Выходило, что он мне никто.

— В посольстве должны понять, — мягко сказал капитан, — на основании чего вы просите бесплатно… У вас ведь нет лишних восьмиста долларов? Или тысячи?

— Нет, — откровенно признался я.

В Монреале — городе черных небоскребов и старых кварталов с зелеными пригорками — я бродил, думая о том, что с Ольгой, девушкой, которую я люблю, происходит в эти дни что-то такое, от чего она сама не своя, а брат (кто мне Володя, если не брат?) лежит больной среди чужих людей и уже никого не ждет. А я от них за тысячи километров, да за сколько тысяч. Ничего я не напишу, вспоминая берега огромной реки, по которой мы шли двое суток на выход из глубины Американского материка. Нет такой науки — географии, если нет людей, а в Канаде я никого не оставил. «Как Монреаль?» — будут спрашивать у меня, и я отвечу: «Да никак». Как муха по стеклу, мы ползли мимо Ньюфаундленда.
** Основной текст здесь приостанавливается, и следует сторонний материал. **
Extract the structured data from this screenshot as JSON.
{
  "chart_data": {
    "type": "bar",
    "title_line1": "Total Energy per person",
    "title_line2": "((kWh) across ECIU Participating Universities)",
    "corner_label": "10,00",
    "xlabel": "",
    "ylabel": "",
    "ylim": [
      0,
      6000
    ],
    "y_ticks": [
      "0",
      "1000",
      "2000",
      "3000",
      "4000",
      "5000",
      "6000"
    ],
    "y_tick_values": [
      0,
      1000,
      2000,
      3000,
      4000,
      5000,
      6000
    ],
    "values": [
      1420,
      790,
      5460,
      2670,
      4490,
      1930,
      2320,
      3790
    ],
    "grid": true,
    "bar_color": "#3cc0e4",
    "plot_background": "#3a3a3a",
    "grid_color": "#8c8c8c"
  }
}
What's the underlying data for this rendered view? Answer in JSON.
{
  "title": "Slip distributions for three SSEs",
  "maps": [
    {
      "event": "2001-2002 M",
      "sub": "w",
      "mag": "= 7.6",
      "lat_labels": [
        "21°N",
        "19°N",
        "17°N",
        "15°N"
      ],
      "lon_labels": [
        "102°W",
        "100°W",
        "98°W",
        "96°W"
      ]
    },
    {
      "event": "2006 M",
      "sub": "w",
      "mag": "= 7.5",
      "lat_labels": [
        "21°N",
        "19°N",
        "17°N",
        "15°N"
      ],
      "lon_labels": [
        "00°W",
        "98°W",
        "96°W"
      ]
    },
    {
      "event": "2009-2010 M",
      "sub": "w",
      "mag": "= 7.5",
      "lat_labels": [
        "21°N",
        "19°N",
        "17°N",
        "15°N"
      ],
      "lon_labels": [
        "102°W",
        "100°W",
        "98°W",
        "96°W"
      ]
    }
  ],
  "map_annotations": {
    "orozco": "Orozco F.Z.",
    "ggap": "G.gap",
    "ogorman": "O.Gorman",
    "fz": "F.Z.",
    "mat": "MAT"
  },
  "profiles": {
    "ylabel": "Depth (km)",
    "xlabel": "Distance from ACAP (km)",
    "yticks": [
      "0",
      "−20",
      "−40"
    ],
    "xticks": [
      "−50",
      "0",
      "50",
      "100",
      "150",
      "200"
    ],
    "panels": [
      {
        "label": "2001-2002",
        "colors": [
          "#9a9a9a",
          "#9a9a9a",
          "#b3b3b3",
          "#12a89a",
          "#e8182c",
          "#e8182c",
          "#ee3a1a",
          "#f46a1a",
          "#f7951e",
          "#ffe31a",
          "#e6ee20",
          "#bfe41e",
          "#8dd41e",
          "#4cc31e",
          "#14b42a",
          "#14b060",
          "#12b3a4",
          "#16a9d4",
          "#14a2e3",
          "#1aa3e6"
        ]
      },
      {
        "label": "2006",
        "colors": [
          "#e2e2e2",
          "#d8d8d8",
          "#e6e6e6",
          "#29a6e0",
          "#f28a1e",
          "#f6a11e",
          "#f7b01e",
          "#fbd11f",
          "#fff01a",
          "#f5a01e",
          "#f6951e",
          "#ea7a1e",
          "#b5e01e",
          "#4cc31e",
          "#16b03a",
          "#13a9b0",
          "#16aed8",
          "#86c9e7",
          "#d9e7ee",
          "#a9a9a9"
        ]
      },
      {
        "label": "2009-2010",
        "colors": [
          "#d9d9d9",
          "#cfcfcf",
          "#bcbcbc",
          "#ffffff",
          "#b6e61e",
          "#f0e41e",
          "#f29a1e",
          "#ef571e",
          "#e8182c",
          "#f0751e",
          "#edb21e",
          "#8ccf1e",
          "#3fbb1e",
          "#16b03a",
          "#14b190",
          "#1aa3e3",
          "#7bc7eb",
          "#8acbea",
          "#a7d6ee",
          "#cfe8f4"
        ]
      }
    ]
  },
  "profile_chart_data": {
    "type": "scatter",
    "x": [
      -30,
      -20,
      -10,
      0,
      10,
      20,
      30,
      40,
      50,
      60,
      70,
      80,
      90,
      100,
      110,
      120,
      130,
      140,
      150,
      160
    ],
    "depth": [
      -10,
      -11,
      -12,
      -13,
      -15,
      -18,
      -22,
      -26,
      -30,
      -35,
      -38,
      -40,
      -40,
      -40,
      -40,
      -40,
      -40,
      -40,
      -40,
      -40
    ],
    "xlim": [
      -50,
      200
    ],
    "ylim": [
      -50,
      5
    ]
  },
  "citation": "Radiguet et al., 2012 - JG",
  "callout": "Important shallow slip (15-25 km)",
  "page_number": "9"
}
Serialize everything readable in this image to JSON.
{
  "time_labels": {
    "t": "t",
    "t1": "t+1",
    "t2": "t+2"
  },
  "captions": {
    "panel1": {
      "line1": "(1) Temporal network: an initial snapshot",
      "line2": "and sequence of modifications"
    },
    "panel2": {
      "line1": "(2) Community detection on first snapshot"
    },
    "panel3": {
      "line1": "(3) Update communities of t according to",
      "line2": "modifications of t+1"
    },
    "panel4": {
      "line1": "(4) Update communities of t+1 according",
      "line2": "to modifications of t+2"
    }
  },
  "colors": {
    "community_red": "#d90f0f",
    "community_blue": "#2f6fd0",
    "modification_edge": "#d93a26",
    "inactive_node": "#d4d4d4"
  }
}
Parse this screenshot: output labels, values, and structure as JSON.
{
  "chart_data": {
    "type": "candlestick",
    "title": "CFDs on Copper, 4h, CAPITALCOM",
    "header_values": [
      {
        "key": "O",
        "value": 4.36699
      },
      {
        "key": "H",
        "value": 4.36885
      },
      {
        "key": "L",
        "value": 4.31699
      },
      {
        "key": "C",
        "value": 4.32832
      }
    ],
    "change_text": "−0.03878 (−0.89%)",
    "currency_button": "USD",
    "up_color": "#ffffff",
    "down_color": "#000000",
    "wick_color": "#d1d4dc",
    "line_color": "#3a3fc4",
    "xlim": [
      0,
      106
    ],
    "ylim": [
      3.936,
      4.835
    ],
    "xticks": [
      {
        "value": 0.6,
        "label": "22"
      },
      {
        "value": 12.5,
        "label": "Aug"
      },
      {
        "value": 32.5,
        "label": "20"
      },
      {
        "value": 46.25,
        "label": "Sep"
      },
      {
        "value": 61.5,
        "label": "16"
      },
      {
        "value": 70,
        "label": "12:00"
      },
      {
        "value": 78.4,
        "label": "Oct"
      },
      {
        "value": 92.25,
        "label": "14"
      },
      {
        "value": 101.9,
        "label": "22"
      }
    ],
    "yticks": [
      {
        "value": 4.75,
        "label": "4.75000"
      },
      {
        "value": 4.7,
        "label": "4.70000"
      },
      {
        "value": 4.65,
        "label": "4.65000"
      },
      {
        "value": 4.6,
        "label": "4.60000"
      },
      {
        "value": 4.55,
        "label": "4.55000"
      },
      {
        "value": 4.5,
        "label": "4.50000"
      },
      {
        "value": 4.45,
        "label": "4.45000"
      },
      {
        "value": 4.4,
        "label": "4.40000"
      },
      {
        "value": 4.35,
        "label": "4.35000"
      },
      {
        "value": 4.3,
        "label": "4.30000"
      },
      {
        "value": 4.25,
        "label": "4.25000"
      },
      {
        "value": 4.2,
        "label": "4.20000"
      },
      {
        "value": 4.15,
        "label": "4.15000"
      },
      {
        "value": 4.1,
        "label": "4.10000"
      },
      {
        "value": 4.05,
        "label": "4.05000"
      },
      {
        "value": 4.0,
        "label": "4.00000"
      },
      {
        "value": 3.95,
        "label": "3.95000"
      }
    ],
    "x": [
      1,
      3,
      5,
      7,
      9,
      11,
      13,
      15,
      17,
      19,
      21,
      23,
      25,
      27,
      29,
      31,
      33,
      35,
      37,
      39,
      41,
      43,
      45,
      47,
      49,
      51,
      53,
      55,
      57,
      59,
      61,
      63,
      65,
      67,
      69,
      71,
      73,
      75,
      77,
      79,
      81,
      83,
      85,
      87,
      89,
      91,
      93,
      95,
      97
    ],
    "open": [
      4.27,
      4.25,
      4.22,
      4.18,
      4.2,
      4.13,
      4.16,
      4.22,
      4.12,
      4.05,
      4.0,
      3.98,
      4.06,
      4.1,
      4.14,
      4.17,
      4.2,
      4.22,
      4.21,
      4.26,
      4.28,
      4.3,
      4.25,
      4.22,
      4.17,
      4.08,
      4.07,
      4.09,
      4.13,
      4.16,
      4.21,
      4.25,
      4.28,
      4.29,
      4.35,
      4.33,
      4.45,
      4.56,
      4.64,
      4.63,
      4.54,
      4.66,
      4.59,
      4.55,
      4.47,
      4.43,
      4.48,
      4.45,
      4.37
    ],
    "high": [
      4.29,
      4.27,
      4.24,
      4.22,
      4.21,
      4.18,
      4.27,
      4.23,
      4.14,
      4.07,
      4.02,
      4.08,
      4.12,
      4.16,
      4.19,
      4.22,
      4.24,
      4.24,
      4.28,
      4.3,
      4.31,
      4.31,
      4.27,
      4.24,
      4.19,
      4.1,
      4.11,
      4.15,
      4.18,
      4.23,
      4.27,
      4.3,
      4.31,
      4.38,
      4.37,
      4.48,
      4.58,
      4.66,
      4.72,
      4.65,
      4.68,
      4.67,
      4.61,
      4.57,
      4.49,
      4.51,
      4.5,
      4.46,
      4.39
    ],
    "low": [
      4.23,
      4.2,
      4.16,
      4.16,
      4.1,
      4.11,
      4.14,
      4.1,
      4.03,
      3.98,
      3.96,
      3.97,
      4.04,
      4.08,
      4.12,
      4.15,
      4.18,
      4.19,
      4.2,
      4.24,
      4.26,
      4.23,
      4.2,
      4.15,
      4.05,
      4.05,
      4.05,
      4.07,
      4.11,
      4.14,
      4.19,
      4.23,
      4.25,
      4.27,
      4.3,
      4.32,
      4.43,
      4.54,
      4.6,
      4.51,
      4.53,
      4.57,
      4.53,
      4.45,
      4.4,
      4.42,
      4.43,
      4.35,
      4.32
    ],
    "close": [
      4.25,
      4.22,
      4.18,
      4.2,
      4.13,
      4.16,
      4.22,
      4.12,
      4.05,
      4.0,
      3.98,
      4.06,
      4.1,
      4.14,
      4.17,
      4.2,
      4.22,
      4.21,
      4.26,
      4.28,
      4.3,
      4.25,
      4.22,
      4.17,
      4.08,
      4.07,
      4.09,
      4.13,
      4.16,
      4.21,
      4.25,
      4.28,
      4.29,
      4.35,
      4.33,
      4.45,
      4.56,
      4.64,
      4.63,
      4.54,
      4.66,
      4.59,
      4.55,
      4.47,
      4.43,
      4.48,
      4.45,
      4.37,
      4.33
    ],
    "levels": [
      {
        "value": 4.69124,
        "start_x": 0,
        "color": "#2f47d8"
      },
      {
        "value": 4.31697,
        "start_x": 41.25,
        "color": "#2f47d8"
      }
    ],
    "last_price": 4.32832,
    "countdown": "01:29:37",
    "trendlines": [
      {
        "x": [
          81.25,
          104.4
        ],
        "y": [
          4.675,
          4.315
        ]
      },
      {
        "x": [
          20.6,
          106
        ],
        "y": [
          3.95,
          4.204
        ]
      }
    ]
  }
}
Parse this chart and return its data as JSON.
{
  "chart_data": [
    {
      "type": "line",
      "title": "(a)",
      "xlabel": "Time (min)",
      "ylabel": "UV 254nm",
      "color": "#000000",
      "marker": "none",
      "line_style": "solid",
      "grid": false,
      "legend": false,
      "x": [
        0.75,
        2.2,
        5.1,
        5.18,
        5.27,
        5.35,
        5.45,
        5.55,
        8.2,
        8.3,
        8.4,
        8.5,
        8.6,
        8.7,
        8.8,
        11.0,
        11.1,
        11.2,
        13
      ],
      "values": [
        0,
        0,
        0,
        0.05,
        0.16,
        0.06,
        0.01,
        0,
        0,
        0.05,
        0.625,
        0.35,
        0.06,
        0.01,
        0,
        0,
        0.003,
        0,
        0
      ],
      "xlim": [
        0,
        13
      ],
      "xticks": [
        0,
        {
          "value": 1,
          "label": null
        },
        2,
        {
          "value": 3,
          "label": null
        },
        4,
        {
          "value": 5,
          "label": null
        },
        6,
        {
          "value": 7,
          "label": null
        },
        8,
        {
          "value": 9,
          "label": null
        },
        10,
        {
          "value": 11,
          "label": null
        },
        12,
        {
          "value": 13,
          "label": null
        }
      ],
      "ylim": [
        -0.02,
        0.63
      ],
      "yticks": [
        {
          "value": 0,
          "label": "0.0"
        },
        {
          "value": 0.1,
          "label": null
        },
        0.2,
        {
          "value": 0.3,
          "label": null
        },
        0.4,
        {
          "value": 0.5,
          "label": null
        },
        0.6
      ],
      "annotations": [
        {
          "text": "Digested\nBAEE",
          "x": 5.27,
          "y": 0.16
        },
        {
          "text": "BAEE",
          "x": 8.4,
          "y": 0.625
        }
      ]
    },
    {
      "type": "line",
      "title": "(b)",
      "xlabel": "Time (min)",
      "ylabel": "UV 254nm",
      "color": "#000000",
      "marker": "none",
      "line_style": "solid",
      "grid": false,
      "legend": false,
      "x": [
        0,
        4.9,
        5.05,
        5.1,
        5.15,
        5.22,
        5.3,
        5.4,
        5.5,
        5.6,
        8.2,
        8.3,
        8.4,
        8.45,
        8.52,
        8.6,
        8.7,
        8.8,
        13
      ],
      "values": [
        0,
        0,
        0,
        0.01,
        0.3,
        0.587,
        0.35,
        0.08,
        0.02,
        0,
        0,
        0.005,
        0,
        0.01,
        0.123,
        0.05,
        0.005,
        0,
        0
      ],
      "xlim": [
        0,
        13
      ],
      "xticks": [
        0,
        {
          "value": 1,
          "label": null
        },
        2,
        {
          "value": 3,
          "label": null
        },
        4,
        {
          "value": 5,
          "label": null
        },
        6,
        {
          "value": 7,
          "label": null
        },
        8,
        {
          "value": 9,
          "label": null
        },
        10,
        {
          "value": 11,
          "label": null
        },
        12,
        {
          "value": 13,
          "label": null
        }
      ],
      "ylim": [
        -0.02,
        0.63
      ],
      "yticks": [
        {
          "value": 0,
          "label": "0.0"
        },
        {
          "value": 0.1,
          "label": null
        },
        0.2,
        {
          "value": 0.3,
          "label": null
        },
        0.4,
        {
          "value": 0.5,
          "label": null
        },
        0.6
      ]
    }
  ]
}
— Ты сделаешь что-нибудь? — спрашивала меня Настя, и кулачок ее, когда она смотрела мне в глаза, становился все меньше и меньше.

62

Говорят, что птицы еще во времена самые давние часто перебирались с материка на материк, путешествуя с кораблями. Теперь, когда судов стало больше, а моряки, как правило, не палят из дробовиков по собственным мачтам, привязанность птиц к судам становится все крепче. И уже не так они боятся гула двигателей, рева сирен и гудков, их не смущает вибрация палуб и мачт, и прекрасно они знают, где лучше спрятаться от ветра и дождя, где быстрее всего можно обсохнуть и как можно прокормиться. Даже птицы, оказавшиеся в море вполне случайно, и те сразу все соображают. А что касается чаек, то стоит за ними несколько дней понаблюдать, и убеждаешься, что уж им-то живется чем дальше, тем легче. И от того, что все грязней становится океан у побережий, ничуть чайке не хуже, и даже плодится она как будто все исправней. Этой птице все во благо, и если в одном месте десяток чаек увязнет в нефтяной луже, так в другом, напротив, тысяча разжиреет, расклевывая наглотавшегося мазута кита.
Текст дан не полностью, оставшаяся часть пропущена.